The first thing that's come to people minds when it comes to process
their browsing data is privacy. People don't want to be stalked. That's
perfectly right, and I don't either.

But such a system don't have to deal with people identities. It's
completely possible to process completely anonymous data, and that's
probably what I'm gonna do.

By the way, if you have interesting thoughts about that, if you do know
projects that do seems related, fire the comments \!

## What's the plan ?

There is a lot of different things to explore, especially because I'm a
complete novice in that field.

  - I want to develop a firefox plugin, to extract the browsing
    informations ( still, I need to know exactly which kind of
    informations to retrieve). The idea is to provide some *raw*
    browsing data, and then to transform it and to store it in the
    better possible way.
  - Analyse how to store the informations in a graph database. What can
    be the different methods to store this data and to visualize the
    relationship between different pieces of data? How can I define the
    different contexts, and add those informations in the db?
  - Process the data using well known recommendation algorithms. Compare
    the results and criticize their value.

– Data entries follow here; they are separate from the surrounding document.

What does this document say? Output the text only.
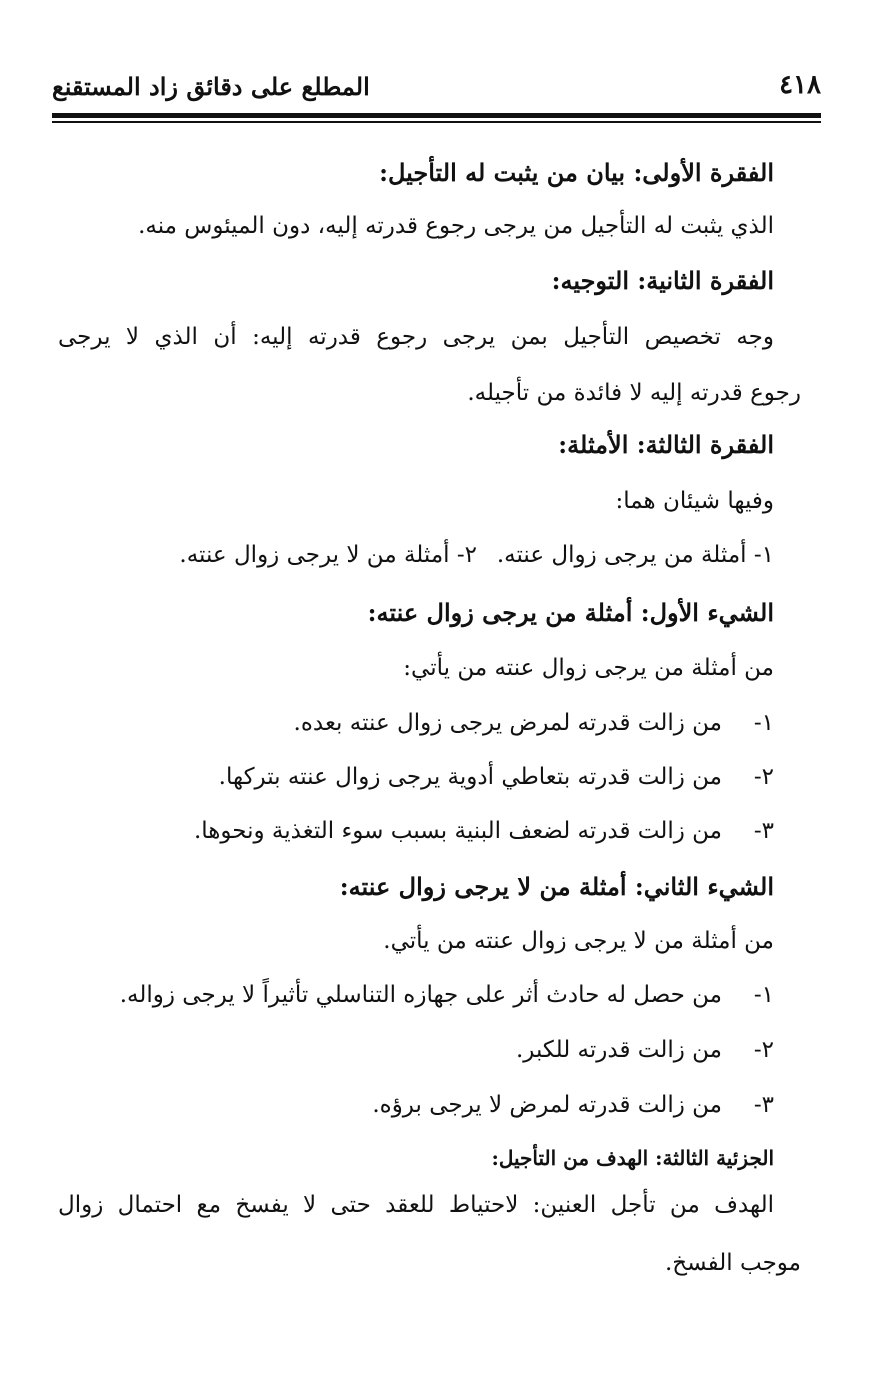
٤١٨
المطلع على دقائق زاد المستقنع
الفقرة الأولى: بيان من يثبت له التأجيل:
الذي يثبت له التأجيل من يرجى رجوع قدرته إليه، دون الميئوس منه.
الفقرة الثانية: التوجيه:
وجه تخصيص التأجيل بمن يرجى رجوع قدرته إليه: أن الذي لا يرجى
رجوع قدرته إليه لا فائدة من تأجيله.
الفقرة الثالثة: الأمثلة:
وفيها شيئان هما:
١- أمثلة من يرجى زوال عنته.
٢- أمثلة من لا يرجى زوال عنته.
الشيء الأول: أمثلة من يرجى زوال عنته:
من أمثلة من يرجى زوال عنته من يأتي:
١-من زالت قدرته لمرض يرجى زوال عنته بعده.
٢-من زالت قدرته بتعاطي أدوية يرجى زوال عنته بتركها.
٣-من زالت قدرته لضعف البنية بسبب سوء التغذية ونحوها.
الشيء الثاني: أمثلة من لا يرجى زوال عنته:
من أمثلة من لا يرجى زوال عنته من يأتي.
١-من حصل له حادث أثر على جهازه التناسلي تأثيراً لا يرجى زواله.
٢-من زالت قدرته للكبر.
٣-من زالت قدرته لمرض لا يرجى برؤه.
الجزئية الثالثة: الهدف من التأجيل:
الهدف من تأجل العنين: لاحتياط للعقد حتى لا يفسخ مع احتمال زوال
موجب الفسخ.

There is plenty of stuff I want to try during this experimentation:

  - I want to try using Geshi to visualize the connexion between the
    links, and the contexts
  - Try using graph databases such as Neo4j
  - Having a deeper look at tools such as scikit.learn (a machine
    learning toolkit in python)
  - Analyse web pages in order to categorize them. Processing their
    contents as well, to do some keyword based classification will be
    done.

Lot of work on its way, yay \!